5.4. Determination of the Testicular and Spermium Phospholipid Fatty Acid Composition

Samples of circa 300 mg raw testicular tissue (after frozen storage at −70 °C) and the feed were homogenized (IKA T25 Digital Ultra Turrax, Staufen, Germany) in 20-fold volume of chloroform:methanol (2:1 v:v) and total lipid content (complex lipids) was extracted [41]. Sperm samples of the last sampling underwent 3× washing in 10-fold volume of phosphate buffered saline, and the washed cells were extracted (to gain complex lipids) as above. Solvents were ultrapure-grade and 0.01% w:v butylated hydroxytoluene was added to prevent fatty acid oxidation. For the separation of lipid fractions, extracted complex lipids were transferred to glass chromatographic columns, containing 300 mg silica gel (230–400 mesh) for 10 mg of total lipids [42]. Neutral lipids were eluted with 10 mL chloroform for the above fat amount, then 15 mL acetone:methanol (9:1 v:v) was added, while 10 mL pure methanol eluted the total phospholipids. This latter fraction was evaporated under a nitrogen stream and was transmethylated with a base-catalyzed NaOCH3 method [43]. Fatty acid methyl esters were extracted into 250 μL ultrapure n-hexane for gas chromatography. After a separation on a Phenomenex Zebron ZB-Wax capillary column (30 m × 0.25 mm × 0.25 micrometer film, Phenomenex Inc., Torrance, CA, USA). The chromatographic evaluation was performed with the LabSolutions 5.93 software, using the PostRun module (Shimadzu, Kyoto, Japan) with manual peak integration. Fatty acid composition was expressed as weight % of total FA methyl esters (g FAME/100 g of total FAME). The identification of the FAs was performed based on the retention time of a certified reference material external standard FA mix (Supelco 37 Component FAME Mix, Merck–Sigma Aldrich, CRM47885).

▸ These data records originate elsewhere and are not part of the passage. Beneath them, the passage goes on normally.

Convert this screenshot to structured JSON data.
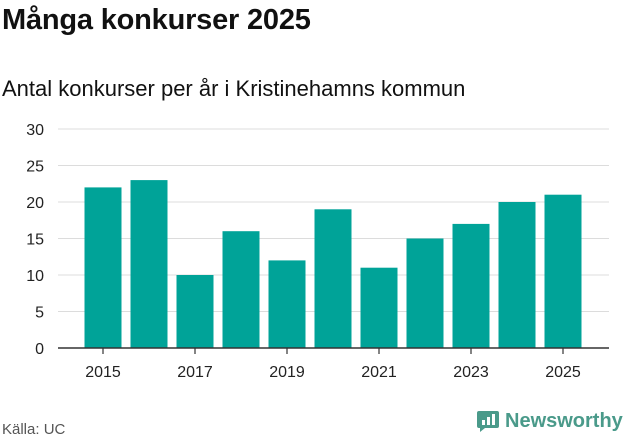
{
  "header": {
    "title": "Många konkurser 2025",
    "subtitle": "Antal konkurser per år i Kristinehamns kommun"
  },
  "footer": {
    "source": "Källa: UC",
    "brand": "Newsworthy"
  },
  "colors": {
    "bar": "#00a398",
    "grid": "#dcdcdc",
    "axis": "#333333",
    "brand": "#4a9a8a"
  },
  "chart_data": {
    "type": "bar",
    "categories": [
      "2015",
      "2016",
      "2017",
      "2018",
      "2019",
      "2020",
      "2021",
      "2022",
      "2023",
      "2024",
      "2025"
    ],
    "series": [
      {
        "values": [
          22,
          23,
          10,
          16,
          12,
          19,
          11,
          15,
          17,
          20,
          21
        ]
      }
    ],
    "x_tick_labels": [
      "2015",
      "2017",
      "2019",
      "2021",
      "2023",
      "2025"
    ],
    "y_ticks": [
      0,
      5,
      10,
      15,
      20,
      25,
      30
    ],
    "ylim": [
      0,
      30
    ],
    "grid": true,
    "legend": "none"
  }
}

5.5. Testicular Antioxidant Status and Lipid Peroxidation

For the determination of lipid peroxidation and antioxidant status, whole tissue samples were stored at −70 °C until analysis. Lipid peroxidation was determined by the quantification of malondialdehyde (MDA) levels with 2-thiobarbituric acid method [44], and the determination of conjugated dienes (CD) and trienes (CT) according to the photometric method of AOAC (1984) [45]. The concentration of reduced glutathione (GSH) was measured by the method of Sedlak and Lindsay [46] and the activity of glutathione peroxidase (GSPHx) according to Lawrence and Burk [47].

5.6. Histopathology

Tissue specimens were stored in 10% neutrally buffered formalin and were embedded into paraffin. For light microscopic analysis microtome slides of five micrometer were prepared and stained with hematoxylin-eosin. The main pathological alterations have been described and scored according their extent and severity as follows: 0 = no alteration, 1 = slight/small scale/few, 2 = medium degree/medium scale/medium number, 3 = pronounced/extensive/numerous. The histopathological analysis was performed according to the Act #2011 (03.30) of the Hungarian Ministry of Agriculture and Rural Development and was in accordance with the ethical guidelines of the OECD Good Laboratory Practice for Chemicals [48].

5.7. Statistical Analysis

For the comparison of the group means (enzyme activity, initial and final bodyweight, fatty acid profile data within single rows) univariate (FBs concentration as grouping variable) analysis of variance (ANOVA) was used, with the LSD (least significant difference) “post hoc” test for detailed the inter-group differences. The distribution of the different morphologic spermium groups was compared with the chi2 probe. Spermatological variables gained from the five consecutive samplings, at each sampling time were compared with ANOVA; time dependent alteration of the different three groups was tested with repeated measures analysis. For all tests significance level was set to p ≤ 0.05. IBM SPSS 20 for Windows (2010) [49] was used for the evaluation.

5.8. Ethical Issues

The experiments were carried out according to the regulations of the Hungarian Animal Protection Act. The allowance number for the studies was SOI/31/00308-1/2017 (KA2114) (date of approval: 27 March 2017).